Ole Miss Women’s Council for Philanthropy

The University of Mississippi

In Session, In Awe

OMWC Scholar Spends Summer Watching History Unfold in Highest Court

By Julia Grant

Wednesdays of the University of Mississippi’s spring semester found me sitting in the Ole Miss Women’s Council office of Nora Capwell, discussing a recurrent theme: Where could I find an enriching summer experience? It was a topic I dwelled on with blatant anxiety. I longed to do something exciting and informative but believed I would never be accepted into the top-tier programs that captured my interests.

Now I find myself challenged to try to articulate how informative, impactful and life-changing my summer proved to be, all because Ms. Nora and others encouraged me to put action behind my dreams and apply for coveted internship positions.
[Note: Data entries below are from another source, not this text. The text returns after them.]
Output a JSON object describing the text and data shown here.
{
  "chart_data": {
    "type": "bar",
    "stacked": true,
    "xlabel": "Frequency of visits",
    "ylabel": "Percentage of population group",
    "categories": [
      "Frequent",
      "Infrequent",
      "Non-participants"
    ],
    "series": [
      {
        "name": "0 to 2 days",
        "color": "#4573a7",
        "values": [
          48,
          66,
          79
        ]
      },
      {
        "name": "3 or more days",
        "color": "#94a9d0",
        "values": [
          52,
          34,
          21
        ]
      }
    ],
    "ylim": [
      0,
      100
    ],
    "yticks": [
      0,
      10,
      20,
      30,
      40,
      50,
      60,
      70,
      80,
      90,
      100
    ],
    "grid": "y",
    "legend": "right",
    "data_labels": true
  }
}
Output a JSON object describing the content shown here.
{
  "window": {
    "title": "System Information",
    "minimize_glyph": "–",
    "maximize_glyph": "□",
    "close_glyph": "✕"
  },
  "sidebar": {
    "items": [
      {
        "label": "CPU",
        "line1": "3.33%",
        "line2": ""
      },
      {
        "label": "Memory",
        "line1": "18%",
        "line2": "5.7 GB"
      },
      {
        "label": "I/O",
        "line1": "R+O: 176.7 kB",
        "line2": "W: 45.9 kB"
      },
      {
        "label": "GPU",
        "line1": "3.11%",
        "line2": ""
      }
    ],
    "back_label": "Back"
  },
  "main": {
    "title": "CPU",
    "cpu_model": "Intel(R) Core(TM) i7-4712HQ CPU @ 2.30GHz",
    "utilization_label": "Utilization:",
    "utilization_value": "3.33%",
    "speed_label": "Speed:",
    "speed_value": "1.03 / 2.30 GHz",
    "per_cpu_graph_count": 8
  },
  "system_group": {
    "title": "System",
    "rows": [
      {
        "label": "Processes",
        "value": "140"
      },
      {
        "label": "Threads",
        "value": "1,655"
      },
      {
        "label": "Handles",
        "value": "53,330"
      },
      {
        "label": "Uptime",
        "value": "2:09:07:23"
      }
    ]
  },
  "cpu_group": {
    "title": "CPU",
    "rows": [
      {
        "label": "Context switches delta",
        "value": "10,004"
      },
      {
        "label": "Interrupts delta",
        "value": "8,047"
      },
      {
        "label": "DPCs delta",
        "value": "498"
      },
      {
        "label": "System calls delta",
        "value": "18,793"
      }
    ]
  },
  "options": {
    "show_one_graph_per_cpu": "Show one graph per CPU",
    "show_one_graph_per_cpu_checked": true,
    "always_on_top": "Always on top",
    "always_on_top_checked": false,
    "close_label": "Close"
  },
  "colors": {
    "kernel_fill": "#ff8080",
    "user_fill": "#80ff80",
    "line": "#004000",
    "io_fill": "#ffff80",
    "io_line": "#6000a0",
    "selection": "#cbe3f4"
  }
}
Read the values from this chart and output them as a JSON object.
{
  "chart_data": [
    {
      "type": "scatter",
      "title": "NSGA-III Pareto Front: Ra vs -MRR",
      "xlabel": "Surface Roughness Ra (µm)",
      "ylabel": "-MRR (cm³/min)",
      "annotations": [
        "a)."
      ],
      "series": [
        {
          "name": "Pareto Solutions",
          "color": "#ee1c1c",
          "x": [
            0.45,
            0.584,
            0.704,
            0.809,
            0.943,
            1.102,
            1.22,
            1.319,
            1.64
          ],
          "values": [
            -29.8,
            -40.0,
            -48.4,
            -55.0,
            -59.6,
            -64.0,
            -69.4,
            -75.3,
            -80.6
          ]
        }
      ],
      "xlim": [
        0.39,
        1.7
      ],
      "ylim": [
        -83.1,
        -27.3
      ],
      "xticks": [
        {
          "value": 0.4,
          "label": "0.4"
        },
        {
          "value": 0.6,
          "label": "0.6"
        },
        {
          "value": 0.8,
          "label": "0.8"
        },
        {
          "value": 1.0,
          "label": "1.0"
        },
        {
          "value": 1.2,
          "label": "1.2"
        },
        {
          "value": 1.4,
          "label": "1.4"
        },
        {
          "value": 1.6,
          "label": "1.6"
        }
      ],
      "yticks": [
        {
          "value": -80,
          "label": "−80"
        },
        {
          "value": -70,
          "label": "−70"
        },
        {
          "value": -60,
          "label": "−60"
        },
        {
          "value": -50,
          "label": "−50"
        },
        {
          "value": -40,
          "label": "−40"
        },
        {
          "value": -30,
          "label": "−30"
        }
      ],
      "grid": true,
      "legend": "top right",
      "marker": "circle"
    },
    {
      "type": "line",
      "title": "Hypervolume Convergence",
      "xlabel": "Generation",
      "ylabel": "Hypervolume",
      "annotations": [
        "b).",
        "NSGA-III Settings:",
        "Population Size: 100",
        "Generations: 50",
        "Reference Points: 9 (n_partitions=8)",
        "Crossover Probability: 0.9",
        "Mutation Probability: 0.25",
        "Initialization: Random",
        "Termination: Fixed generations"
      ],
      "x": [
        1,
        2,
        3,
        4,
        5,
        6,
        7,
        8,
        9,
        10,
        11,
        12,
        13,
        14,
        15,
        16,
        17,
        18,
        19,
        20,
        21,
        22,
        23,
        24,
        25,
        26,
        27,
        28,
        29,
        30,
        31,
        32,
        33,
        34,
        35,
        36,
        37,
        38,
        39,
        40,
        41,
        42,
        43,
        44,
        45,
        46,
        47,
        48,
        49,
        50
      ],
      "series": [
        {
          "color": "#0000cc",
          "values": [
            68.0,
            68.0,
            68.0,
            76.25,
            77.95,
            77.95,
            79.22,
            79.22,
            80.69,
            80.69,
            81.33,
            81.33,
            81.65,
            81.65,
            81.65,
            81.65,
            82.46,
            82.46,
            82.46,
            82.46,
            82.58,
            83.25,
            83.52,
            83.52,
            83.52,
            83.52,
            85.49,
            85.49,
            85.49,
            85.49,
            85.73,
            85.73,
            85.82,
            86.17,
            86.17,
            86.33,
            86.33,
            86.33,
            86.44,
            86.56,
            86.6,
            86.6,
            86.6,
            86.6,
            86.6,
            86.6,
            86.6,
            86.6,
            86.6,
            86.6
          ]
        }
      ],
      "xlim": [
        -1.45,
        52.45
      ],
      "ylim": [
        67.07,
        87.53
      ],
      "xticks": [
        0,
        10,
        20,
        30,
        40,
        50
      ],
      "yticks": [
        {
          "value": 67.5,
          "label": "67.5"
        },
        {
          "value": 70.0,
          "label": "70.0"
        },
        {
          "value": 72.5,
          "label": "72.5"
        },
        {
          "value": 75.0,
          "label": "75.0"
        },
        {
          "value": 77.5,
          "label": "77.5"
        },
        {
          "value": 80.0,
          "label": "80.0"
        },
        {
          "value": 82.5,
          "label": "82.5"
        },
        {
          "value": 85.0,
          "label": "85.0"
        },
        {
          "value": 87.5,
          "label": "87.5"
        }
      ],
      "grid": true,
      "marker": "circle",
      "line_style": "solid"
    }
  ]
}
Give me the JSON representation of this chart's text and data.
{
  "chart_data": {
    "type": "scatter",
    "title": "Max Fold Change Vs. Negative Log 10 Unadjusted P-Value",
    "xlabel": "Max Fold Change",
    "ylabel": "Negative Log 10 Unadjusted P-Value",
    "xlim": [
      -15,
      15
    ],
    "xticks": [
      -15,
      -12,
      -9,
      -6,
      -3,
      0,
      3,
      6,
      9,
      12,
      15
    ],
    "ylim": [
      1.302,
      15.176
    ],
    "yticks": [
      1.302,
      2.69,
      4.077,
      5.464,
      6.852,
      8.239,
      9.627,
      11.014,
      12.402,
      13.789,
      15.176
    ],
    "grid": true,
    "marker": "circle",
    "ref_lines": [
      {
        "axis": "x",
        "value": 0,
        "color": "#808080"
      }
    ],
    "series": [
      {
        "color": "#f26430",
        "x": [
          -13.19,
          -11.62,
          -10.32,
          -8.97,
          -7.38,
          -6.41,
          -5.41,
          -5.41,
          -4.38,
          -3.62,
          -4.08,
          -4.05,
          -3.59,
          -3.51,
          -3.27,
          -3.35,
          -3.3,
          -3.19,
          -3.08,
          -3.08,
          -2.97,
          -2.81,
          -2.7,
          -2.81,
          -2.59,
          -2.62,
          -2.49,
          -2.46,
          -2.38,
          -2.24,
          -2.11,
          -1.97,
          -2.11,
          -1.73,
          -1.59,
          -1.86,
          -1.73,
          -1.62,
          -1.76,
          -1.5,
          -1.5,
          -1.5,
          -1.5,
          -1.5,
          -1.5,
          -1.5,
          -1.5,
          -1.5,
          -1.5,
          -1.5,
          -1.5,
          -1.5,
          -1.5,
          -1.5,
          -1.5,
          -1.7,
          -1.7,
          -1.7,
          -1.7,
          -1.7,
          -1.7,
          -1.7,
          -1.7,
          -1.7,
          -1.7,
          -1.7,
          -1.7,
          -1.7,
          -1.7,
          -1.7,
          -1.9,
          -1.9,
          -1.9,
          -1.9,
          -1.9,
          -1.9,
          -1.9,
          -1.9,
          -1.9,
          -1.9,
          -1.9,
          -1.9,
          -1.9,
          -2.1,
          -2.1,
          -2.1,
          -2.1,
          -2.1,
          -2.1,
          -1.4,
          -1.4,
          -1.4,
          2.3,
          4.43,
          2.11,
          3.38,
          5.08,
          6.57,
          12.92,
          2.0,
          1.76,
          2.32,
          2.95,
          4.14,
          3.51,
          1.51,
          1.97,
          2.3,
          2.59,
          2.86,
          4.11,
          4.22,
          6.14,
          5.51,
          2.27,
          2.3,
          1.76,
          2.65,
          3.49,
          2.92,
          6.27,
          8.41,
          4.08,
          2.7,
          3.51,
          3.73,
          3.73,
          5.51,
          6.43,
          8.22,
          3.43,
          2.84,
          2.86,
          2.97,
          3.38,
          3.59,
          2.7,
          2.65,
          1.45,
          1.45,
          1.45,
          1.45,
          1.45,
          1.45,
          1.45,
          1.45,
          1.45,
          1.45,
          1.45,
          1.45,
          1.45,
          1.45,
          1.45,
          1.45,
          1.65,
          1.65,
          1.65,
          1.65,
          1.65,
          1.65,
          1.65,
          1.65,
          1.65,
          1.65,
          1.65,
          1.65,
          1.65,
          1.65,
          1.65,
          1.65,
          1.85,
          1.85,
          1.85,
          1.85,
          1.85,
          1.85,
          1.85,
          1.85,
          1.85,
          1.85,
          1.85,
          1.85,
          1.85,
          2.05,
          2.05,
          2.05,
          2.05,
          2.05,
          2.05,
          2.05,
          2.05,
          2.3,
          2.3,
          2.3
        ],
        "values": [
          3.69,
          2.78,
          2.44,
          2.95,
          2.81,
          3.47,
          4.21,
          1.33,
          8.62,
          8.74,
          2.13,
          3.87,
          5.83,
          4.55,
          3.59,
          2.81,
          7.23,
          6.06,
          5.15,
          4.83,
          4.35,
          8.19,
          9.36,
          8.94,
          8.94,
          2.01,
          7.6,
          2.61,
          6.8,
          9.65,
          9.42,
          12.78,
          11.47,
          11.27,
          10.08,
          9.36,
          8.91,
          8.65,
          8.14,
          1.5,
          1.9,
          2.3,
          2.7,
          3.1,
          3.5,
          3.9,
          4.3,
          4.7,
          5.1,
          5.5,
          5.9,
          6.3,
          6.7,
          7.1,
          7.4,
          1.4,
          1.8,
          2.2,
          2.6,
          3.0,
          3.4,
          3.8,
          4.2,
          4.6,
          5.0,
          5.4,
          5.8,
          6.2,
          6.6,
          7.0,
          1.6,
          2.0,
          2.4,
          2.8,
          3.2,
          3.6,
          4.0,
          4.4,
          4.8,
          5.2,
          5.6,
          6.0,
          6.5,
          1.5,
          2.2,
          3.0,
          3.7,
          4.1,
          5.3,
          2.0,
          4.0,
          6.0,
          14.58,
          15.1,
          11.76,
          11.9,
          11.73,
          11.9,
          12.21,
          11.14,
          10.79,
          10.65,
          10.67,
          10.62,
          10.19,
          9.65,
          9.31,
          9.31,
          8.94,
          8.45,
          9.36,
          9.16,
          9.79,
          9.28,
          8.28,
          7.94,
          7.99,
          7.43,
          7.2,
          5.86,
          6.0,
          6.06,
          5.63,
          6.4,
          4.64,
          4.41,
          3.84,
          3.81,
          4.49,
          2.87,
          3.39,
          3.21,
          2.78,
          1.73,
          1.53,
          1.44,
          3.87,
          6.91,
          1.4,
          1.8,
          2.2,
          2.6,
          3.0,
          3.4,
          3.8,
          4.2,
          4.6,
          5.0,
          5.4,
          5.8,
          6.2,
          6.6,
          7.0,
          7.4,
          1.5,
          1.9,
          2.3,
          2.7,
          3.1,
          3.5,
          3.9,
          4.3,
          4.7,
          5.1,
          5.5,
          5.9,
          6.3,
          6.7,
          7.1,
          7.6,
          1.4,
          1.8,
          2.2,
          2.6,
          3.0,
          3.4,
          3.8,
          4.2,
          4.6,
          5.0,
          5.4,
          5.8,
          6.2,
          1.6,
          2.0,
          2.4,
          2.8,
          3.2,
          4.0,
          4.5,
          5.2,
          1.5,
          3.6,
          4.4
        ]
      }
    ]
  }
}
I listened to my mentors and applied to one program, in particular, that I often caught myself daydreaming about — the place that I couldn’t quit reading about, thinking about.

Four months later, as I walked up the marble staircase at the United States Supreme Court, it was almost impossible to contain the incredulity I felt for actually being there. During the first week, Supreme Court fellows ask the new interns what university they attend and why they applied to the program. Both of my answers were met with raised eyebrows and slight chuckles, as I confirmed I was an Ole Miss student who was there because “I liked to read court opinions for fun.”

Even though I was excited, my expectations were a little low. I thought the internship position would be on the periphery — after all, I was a mere freshman in the nation’s bastion of justice. Yet, suddenly, I was thrown feet-first into the world of petitions, briefs and court cases. Every night I read about the inner-workings of the judicial system just so I could stay afloat as the phones rang repeatedly, and I was asked countless questions that I would have had no idea how to answer only a few weeks earlier.

Then came the time every intern eagerly awaited — the days court was in session. Because I was there for the summer months, I did not get to hear oral arguments. However, not all of the opinions had been handed down for the term, and the justices typically reserve the most controversial decisions until the end.

Those Mondays in June were some of the most thrilling days I have ever experienced. My concentrated efforts were needed to appear nonchalant as I made my way across the throngs in the front courtyard: news reporters talking urgently into their microphones, concerned citizens joining the long line that snaked its way around the court, and dignitaries ranging from high-profile attorneys to U.S. senators walking briskly into the building. Just before 10 each morning, I would leave my desk and head upstairs to the courtroom, where whispers flew through the air about what opinions the court might release that day and speculation on whether there would be fiery dissent.

The marshal would open with the resounding “oyez, oyez,” as the red velvet curtains parted and nine of the most brilliant, influential Americans entered the room. I heard Justice Sonia Sotomayor read a scathing, pithy dissent; I listened eagerly as Chief Justice John Roberts Jr. announced the Court’s much-awaited and crafty decision on the travel ban case; I laughed at Justice Neil Gorsuch’s self-deprecating humor; I sat in awe over the history I was watching unfold.

I can’t quite express the feeling that would rise in my chest daily as I walked through the Supreme Court’s hallowed halls. It is an institution of dignity, humility, patriotism and righteousness. Its autonomy and integrity are distinctly American, and nothing else in my life has ever made me more proud to be one. Perhaps I never believed I would get the chance to be a part of it, but for 11 weeks, I was — no matter how minute and inconsequential that part was.

An unforgettable life experience was mine because of the continuing encouragement I received from the Ole Miss Women’s Council, a quirky pastime and a deep reverence for the structure of our judicial system and the nation itself.